Adventures on the Mainland

Exploring Zhangjiajie
I've felt a lot, said a lot, done a lot, experienced a lot, and regretted a lot during my first 65 days in the Hunan Province. I got myself into a bad situation with a wealthy Chinese businessman who didn't speak any English. I got a two-hour massage for less than $30USD that left my back covered in dark purple bruises because I didn't know how to say "less pressure, please."

Tianmen Mountain on a cloudy day
I got homesick and spent an entire weekend scrolling through my sisters' Facebook profiles. I got drunk in my local park when I was sad about my Dad not being here for my China adventures. I got more than 220 English majors to teach "pronunciation for communication" and "speech and debate" to and I love them all. I got friends and frenemies all bonded together by our English speaking skills and lack of other options.

I got to take a 50 minute cable car ride up Tianmen Mountain and I got to walk down five steep escalators and one incredibly long set of narrow stairs to get back down.

I got sick with a cold that turned into laryngitis that turned into me trusting a student and a doctor who examined me while smoking a cigarette, which turned into me taking small green pills of traditional Chinese medicine, cough syrup that tasted like unflavored Robitussin, and an abundance of throat lozenges.
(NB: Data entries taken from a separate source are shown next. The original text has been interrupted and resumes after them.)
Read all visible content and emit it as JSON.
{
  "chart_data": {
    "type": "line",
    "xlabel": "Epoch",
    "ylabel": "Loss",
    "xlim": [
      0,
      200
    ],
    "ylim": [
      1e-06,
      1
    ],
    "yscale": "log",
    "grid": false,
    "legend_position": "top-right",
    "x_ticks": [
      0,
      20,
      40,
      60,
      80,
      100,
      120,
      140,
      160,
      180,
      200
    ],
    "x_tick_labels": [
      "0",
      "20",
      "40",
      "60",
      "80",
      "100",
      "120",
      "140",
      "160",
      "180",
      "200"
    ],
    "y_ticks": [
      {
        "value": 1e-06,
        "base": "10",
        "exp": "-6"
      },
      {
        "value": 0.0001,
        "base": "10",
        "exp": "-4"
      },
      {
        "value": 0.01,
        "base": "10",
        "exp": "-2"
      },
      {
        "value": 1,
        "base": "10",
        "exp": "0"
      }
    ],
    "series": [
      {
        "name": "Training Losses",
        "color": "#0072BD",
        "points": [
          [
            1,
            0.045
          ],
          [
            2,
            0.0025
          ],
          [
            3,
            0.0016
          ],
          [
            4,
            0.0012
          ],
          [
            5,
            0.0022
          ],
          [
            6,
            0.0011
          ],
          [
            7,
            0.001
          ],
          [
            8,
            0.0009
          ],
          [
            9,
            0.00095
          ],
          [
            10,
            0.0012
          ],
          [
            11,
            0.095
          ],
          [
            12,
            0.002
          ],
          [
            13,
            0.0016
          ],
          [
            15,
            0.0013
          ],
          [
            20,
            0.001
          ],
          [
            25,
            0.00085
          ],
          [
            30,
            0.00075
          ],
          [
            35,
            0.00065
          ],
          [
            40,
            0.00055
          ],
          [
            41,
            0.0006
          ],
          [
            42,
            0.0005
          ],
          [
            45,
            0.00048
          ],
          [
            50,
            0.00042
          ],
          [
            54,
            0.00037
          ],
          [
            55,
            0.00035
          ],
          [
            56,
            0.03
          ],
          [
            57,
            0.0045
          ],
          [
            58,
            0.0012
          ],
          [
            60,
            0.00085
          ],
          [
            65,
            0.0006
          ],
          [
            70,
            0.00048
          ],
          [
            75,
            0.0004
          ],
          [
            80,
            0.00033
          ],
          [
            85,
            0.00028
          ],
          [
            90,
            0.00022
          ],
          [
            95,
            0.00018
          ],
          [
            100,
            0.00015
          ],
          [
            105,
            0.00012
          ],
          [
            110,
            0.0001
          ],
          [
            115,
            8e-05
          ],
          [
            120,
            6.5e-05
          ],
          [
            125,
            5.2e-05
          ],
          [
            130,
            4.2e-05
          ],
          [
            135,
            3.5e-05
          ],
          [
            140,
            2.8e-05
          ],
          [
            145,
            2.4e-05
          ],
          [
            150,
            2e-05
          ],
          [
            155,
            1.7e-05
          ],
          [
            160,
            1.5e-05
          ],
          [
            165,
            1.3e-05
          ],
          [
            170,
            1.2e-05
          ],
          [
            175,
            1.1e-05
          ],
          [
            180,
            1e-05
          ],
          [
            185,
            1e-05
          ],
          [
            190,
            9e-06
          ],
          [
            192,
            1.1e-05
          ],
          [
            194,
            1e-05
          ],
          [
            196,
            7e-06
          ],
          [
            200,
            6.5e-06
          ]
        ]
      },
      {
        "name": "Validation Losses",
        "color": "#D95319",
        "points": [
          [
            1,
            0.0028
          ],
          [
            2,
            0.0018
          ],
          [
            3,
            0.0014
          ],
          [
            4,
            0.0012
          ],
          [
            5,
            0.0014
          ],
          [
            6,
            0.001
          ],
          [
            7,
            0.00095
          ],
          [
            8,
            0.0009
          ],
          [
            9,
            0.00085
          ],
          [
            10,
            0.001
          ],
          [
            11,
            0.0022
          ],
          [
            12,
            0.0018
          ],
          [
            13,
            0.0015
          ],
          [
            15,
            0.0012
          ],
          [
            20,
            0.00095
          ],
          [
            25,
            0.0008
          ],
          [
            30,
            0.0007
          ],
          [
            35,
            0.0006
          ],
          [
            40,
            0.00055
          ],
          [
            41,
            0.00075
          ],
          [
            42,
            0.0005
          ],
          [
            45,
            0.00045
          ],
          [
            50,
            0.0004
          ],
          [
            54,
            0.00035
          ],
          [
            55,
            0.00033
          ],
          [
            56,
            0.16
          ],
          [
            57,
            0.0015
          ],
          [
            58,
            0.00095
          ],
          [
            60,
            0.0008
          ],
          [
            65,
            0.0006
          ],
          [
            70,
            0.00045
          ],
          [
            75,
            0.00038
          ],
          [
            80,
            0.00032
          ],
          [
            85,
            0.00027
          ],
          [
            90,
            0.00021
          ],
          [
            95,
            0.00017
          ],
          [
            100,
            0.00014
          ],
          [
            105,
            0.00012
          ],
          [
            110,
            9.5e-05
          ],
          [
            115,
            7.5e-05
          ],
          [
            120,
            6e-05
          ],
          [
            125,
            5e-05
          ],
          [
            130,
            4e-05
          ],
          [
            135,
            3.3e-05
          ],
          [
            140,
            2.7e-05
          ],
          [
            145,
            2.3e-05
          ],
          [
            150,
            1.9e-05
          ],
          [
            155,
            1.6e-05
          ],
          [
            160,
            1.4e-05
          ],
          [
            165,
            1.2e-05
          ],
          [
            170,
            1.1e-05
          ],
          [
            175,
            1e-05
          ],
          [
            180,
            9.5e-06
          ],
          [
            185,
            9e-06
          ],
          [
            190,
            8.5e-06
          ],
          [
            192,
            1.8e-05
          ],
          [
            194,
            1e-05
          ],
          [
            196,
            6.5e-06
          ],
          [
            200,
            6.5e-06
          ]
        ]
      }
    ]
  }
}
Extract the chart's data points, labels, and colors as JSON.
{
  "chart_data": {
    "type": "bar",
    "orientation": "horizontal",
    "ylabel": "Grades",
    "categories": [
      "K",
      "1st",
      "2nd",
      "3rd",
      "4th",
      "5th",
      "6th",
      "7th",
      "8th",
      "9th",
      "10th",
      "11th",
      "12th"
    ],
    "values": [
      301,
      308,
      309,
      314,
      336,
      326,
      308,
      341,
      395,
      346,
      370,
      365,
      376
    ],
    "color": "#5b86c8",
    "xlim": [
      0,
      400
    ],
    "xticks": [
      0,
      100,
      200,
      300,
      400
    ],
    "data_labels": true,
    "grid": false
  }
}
Being sick sucks no matter what country you're in
I got a five hour train ride to Changsha for a two day visit. I got new perspective on how animals are treated in the US vs. in China and realized how vast the cultural differences truly are while also realizing that caring about nature is a luxury of the rich who have plenty. I got excited when I saw adorable puppies for sale on almost every street and I got sad when I realized I couldn't buy one only to make it a stray at the end of my contract. I got drunk, I got new friends, and I got stories.

I got scars from the rove beetle that bled on me. I got traumatized from the bat that woke me up in the wee hours of the morning. I got irritated from the stink bugs around my bedroom window. I got paranoid from the stray dogs running around my campus for fear of rabies.

Changsha food, smog masks, and puppies
I got frustrated by how difficult it is to send money earned in China to my US bank account. I got annoyed at the basketball, tai chi, and traditional dancing that loudly takes place outside my apartment each and every morning starting at 7 a.m. I got used to using my squat toilet/eastern-style toilet/squatty potty for all my business in spite of all the westerners telling me that I wouldn't. I got used to my shower that drains directly over my squat toilet (washer, too). I got used to not having a dryer and using my drying rack.

During these first few months, I feel like I've seen it all and like I haven't seen anything yet. China's just not China if I don't see the sun setting over the mountains that I love to walk in as often as I can. The smells are strong, but the sense that each day can be completely different is stronger. Have I wanted to say "I've seen enough!" and go home? Absolutely. Will I? No. This is by far the most interesting thing I've ever done. I got this.